Con un ademán, Zoya invitó al marino a compartir con ella el desayuno. Jansen se sentó en un taburete de junco, que crujió bajo su fuerte corpachón, pero se negó a desayunar porque lo había hecho ya a las nueve de la mañana. Por cortesía, aceptó una tacita de café.

Zoya examinó fijamente su bronceado rostro, de rubias pestañas. Jansen se puso poco a poco muy colorado y dejó la tacita sobre la mesa sin haber probado el café.

—Hay que tomar agua dulce y carburante para los motores —dijo Jansen sin levantar la mirada.

—¡Cómo! ¿Hay que fondear en Nápoles? ¡Qué fastidio! Anclaremos en el antepuerto, si es que tanto necesita usted agua y carburante.

—Se hará como usted lo desea —dijo muy quedo el capitán.

—Diga, Jansen, ¿eran piratas sus antepasados?

—Sí, señora.

—¡Qué interesante era aquello! ¡Aventuras, peligros, orgías desenfrenadas, raptos de mujeres bellas…! No le da pena no ser pirata.

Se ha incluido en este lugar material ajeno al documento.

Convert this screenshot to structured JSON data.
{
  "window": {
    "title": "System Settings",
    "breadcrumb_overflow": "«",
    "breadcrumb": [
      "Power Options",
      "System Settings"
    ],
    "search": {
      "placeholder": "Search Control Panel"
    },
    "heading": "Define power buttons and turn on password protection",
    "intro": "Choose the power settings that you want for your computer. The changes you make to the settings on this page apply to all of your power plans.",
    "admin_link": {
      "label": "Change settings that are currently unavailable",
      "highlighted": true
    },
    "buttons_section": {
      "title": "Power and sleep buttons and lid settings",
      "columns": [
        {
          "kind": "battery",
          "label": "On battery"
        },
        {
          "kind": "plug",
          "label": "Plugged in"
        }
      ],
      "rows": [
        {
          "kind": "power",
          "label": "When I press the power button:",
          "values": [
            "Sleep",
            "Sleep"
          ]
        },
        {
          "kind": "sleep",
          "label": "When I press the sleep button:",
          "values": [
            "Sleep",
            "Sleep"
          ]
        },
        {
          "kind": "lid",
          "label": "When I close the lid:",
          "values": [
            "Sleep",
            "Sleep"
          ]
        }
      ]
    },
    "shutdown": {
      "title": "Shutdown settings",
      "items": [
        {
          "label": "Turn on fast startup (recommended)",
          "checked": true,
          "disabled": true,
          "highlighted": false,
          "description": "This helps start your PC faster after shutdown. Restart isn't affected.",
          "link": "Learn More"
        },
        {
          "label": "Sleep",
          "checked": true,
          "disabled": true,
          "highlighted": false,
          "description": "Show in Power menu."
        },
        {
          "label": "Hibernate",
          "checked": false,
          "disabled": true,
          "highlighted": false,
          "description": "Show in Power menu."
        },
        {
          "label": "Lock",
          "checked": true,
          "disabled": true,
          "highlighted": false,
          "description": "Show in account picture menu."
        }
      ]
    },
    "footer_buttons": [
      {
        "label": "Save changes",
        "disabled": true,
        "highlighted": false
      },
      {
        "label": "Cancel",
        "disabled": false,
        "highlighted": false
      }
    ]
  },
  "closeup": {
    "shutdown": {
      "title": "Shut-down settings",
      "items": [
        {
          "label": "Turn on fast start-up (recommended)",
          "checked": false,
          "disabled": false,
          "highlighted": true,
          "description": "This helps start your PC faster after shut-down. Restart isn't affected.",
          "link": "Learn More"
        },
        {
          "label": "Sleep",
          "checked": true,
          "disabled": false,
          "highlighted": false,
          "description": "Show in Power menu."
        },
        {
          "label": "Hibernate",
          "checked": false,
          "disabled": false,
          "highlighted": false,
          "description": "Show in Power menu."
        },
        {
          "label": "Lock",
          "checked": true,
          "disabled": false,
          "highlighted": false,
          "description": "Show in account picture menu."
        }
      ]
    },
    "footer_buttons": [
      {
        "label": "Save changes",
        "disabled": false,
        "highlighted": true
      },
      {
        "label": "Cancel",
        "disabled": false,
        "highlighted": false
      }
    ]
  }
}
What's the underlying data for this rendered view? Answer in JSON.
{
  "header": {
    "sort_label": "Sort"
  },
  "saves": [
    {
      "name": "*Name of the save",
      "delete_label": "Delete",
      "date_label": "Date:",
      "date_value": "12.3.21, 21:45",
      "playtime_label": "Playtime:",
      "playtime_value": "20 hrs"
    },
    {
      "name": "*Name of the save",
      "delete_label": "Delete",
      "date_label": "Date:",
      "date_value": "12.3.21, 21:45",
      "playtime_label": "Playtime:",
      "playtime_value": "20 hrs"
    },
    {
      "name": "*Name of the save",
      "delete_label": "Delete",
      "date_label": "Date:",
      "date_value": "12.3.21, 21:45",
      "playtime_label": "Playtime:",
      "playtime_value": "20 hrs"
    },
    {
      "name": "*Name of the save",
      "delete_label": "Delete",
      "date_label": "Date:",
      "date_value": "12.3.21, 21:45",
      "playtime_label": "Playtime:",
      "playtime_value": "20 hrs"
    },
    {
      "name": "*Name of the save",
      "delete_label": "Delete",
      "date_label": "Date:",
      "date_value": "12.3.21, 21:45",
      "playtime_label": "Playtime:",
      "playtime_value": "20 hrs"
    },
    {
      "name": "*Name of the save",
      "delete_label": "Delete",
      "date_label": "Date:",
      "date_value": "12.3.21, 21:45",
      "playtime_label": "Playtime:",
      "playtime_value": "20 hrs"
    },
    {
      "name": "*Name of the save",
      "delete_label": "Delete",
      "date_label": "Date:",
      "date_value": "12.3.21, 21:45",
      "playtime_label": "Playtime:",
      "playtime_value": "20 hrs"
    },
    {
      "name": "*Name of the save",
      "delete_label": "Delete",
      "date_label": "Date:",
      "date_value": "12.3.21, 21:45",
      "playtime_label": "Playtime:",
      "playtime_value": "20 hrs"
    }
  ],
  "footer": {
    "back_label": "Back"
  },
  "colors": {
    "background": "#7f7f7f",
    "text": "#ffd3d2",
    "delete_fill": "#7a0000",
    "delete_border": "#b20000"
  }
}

Jansen no contestó. Sus rojizas pestañas temblequearon. Unas arrugas se dibujaron en su frente.

—Responda.

—Yo he recibido una buena educación, señora.

—Lo creo.

—¿Acaso hay en mi algo que dé pie para creerme capaz de acciones contrarias a la ley y desleales?

—¡Puf! —exclamó Zoya—. Un hombre tan fuerte, tan valiente, tan magnífico, descendiente de piratas, y se dedica a pasear a una mujer, loca como una cabra, por un tibio y aburrido charco. ¡Puf!